Il y a aussi la concurrence de toutes les Conti françaises…
L’arrivée des Conti de développement, il faut le voir positivement. Ça structure le monde professionnel. On le voit dans les autres sports comme le football. Mais ce qui me fait peur, c’est que beaucoup d’athlètes arrêtent leurs études très tôt, très jeunes. Et au bout de deux ans en Conti, il y aura un déchet social lorsque certains ne continueront pas… C’est tout un système qui doit tenir la route. Il faudrait quand même revoir le cahier des charges des N1, je pense. Il est passé de 250.000 euros à 300.000 mais si tu ne fais pas de Classe 2, c’est compliqué de faire rayonner les partenaires privés et de tenir. Quoi qu’il en soit, il faut toujours des N1, N2… Le plus important, c’est de conserver cette pyramide.

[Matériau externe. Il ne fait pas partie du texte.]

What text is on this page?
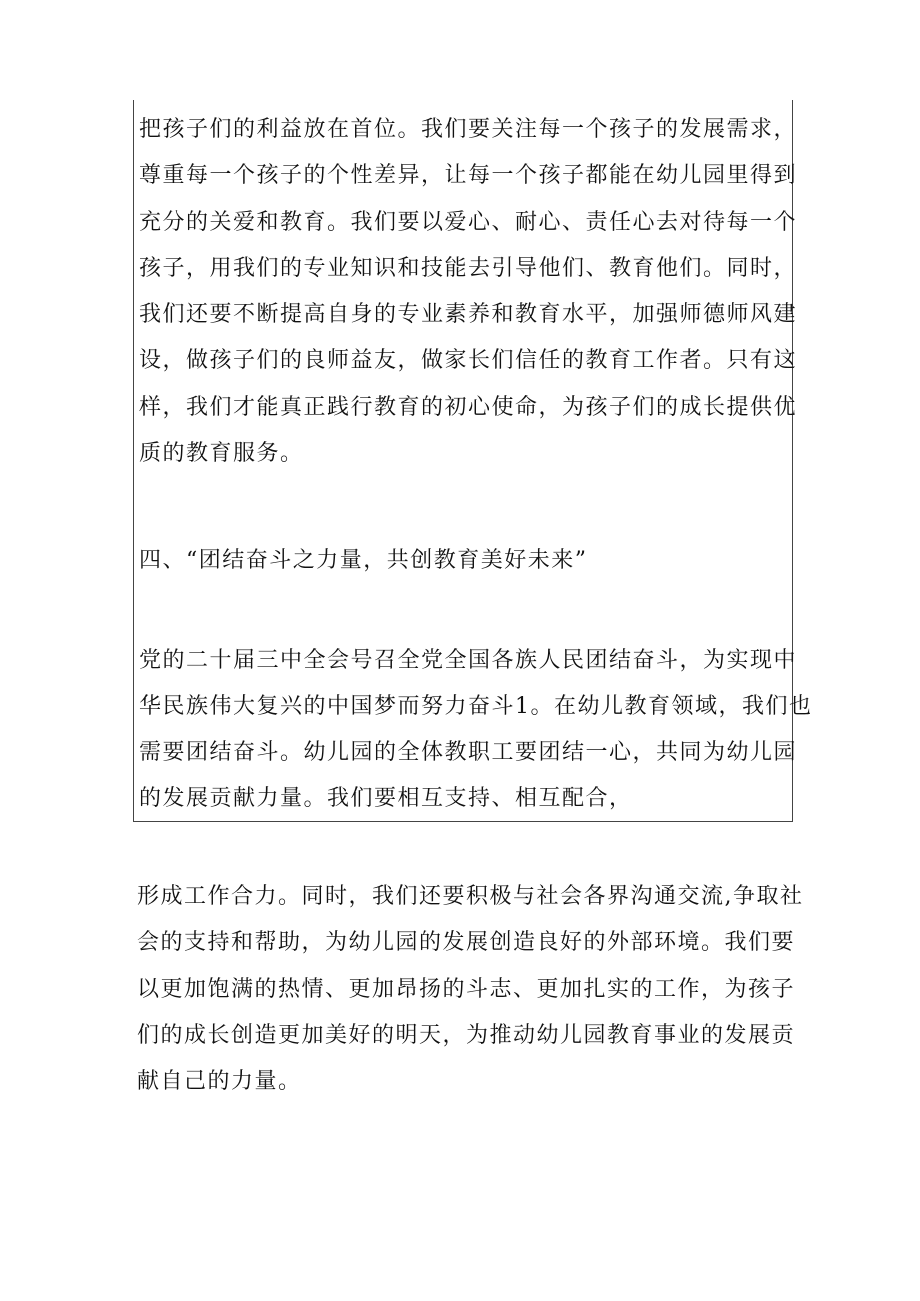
把孩子们的利益放在首位。我们要关注每一个孩子的发展需求，
尊重每一个孩子的个性差异，让每一个孩子都能在幼儿园里得到
充分的关爱和教育。我们要以爱心、耐心、责任心去对待每一个
孩子，用我们的专业知识和技能去引导他们、教育他们。同时，
我们还要不断提高自身的专业素养和教育水平，加强师德师风建
设，做孩子们的良师益友，做家长们信任的教育工作者。只有这
样，我们才能真正践行教育的初心使命，为孩子们的成长提供优
质的教育服务。
四、“团结奋斗之力量，共创教育美好未来”
党的二十届三中全会号召全党全国各族人民团结奋斗，为实现中
华民族伟大复兴的中国梦而努力奋斗1。在幼儿教育领域，我们也
需要团结奋斗。幼儿园的全体教职工要团结一心，共同为幼儿园
的发展贡献力量。我们要相互支持、相互配合，
形成工作合力。同时，我们还要积极与社会各界沟通交流,争取社
会的支持和帮助，为幼儿园的发展创造良好的外部环境。我们要
以更加饱满的热情、更加昂扬的斗志、更加扎实的工作，为孩子
们的成长创造更加美好的明天，为推动幼儿园教育事业的发展贡
献自己的力量。
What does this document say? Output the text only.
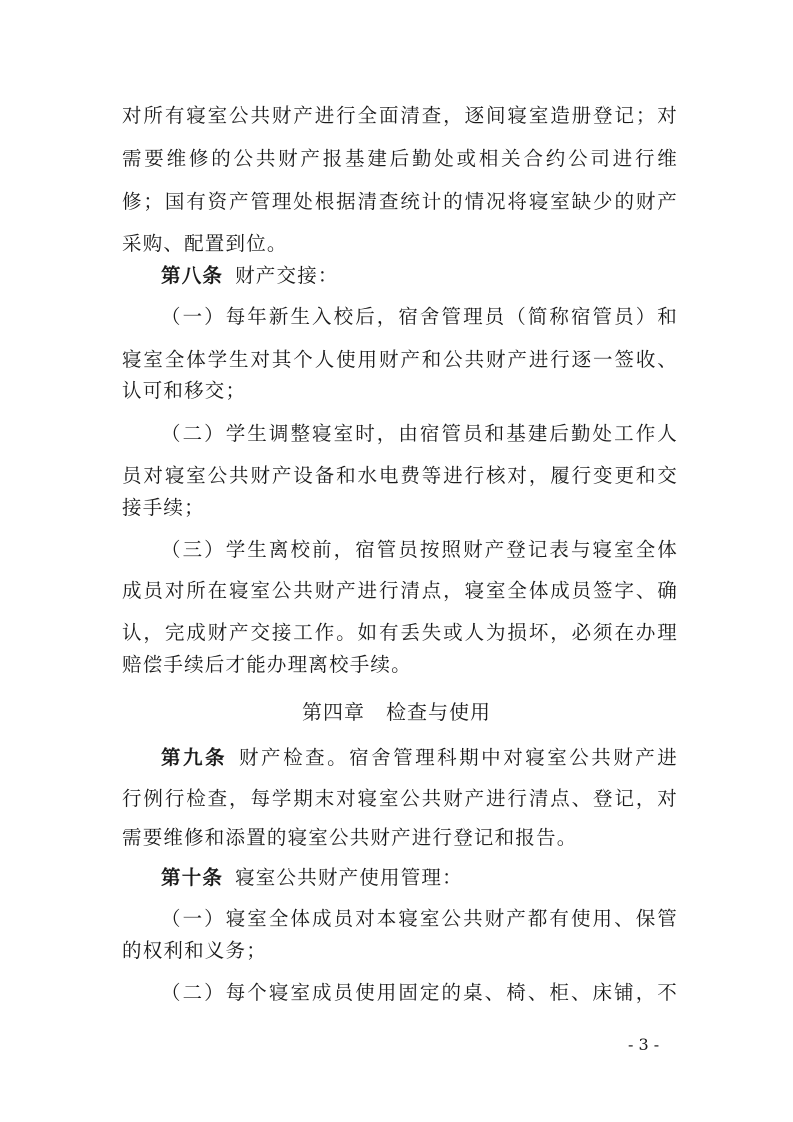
对所有寝室公共财产进行全面清查，逐间寝室造册登记；对
需要维修的公共财产报基建后勤处或相关合约公司进行维
修；国有资产管理处根据清查统计的情况将寝室缺少的财产
采购、配置到位。
第八条 财产交接：
（一）每年新生入校后，宿舍管理员（简称宿管员）和
寝室全体学生对其个人使用财产和公共财产进行逐一签收、
认可和移交；
（二）学生调整寝室时，由宿管员和基建后勤处工作人
员对寝室公共财产设备和水电费等进行核对，履行变更和交
接手续；
（三）学生离校前，宿管员按照财产登记表与寝室全体
成员对所在寝室公共财产进行清点，寝室全体成员签字、确
认，完成财产交接工作。如有丢失或人为损坏，必须在办理
赔偿手续后才能办理离校手续。
第四章　检查与使用
第九条 财产检查。宿舍管理科期中对寝室公共财产进
行例行检查，每学期末对寝室公共财产进行清点、登记，对
需要维修和添置的寝室公共财产进行登记和报告。
第十条 寝室公共财产使用管理：
（一）寝室全体成员对本寝室公共财产都有使用、保管
的权利和义务；
（二）每个寝室成员使用固定的桌、椅、柜、床铺，不
- 3 -
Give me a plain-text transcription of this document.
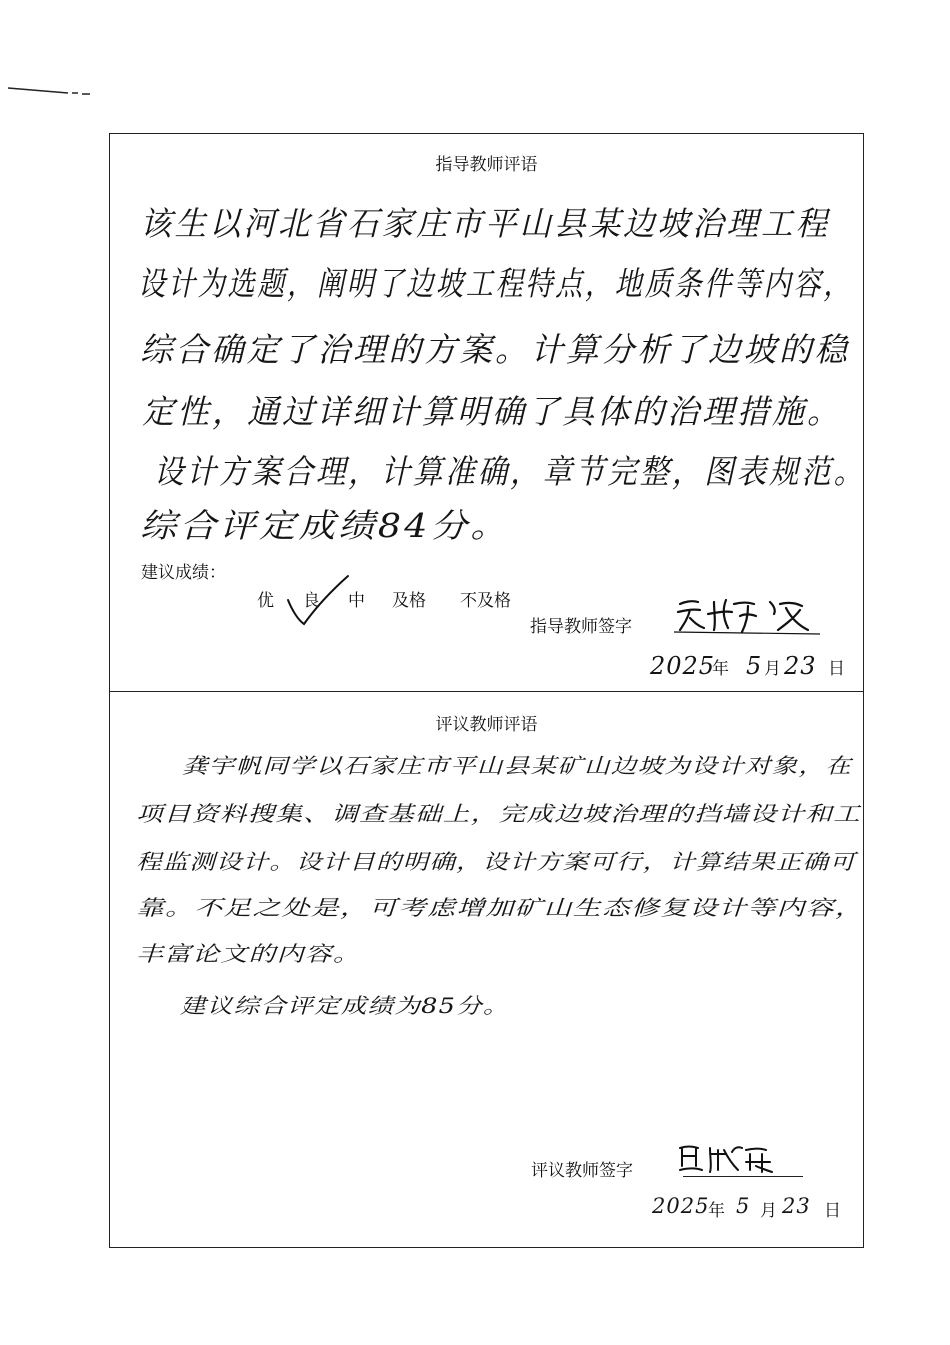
指导教师评语
该生以河北省石家庄市平山县某边坡治理工程
设计为选题，阐明了边坡工程特点，地质条件等内容，
综合确定了治理的方案。计算分析了边坡的稳
定性，通过详细计算明确了具体的治理措施。
设计方案合理，计算准确，章节完整，图表规范。
综合评定成绩84分。
建议成绩：
优 良 中 及格 不及格
指导教师签字
2025
年 5 月 23 日
评议教师评语
龚宇帆同学以石家庄市平山县某矿山边坡为设计对象，在
项目资料搜集、调查基础上，完成边坡治理的挡墙设计和工
程监测设计。设计目的明确，设计方案可行，计算结果正确可
靠。不足之处是，可考虑增加矿山生态修复设计等内容，
丰富论文的内容。
建议综合评定成绩为85分。
评议教师签字
2025
年 5 月 23 日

« ON A ENCORE SIX MOIS DEVANT NOUS »

L’objectif est-il toujours de devenir ProTeam ?
Oui, c’est le projet. On veut devenir ProTeam en 2025. Il faut trouver un partenaire qui adhère au projet. On espère que ça puisse être concrétisé en juin car tout le reste en découle, notamment le recrutement. On a encore six mois devant nous pour pouvoir concrétiser ce projet. Sinon, on continuera en Conti pour tenter de le faire en 2026 et se structurer encore plus d’ici-là. Mais oui, on aimerait monter mais également intégrer les femmes dans l’académie, dans le centre de formation. Une fois qu’on aura stabilisé tout ça, en tant que passionné de vélo, l’idée sera d’aider le cyclisme amateur à la base.

À quoi penses-tu ? 
Lors de notre prochain stage, toutes les écoles de vélo seront là avec nous. Ils feront le goûter avec les pros, ils auront des autographes, on donnera les bidons etc. On aimerait aussi créer des vocations, communiquer auprès des écoles alentours pour faire visiter le bus, rencontrer nos coureurs… Je pense aussi à un calendrier à la hauteur dans la région pour les Minimes-Cadets. Je veux développer mon sport. On veut des résultats avec l’équipe première pour continuer de grandir, mais il n’y a pas que ça. L’équipe doit servir au territoire. C’est l’essence de notre projet.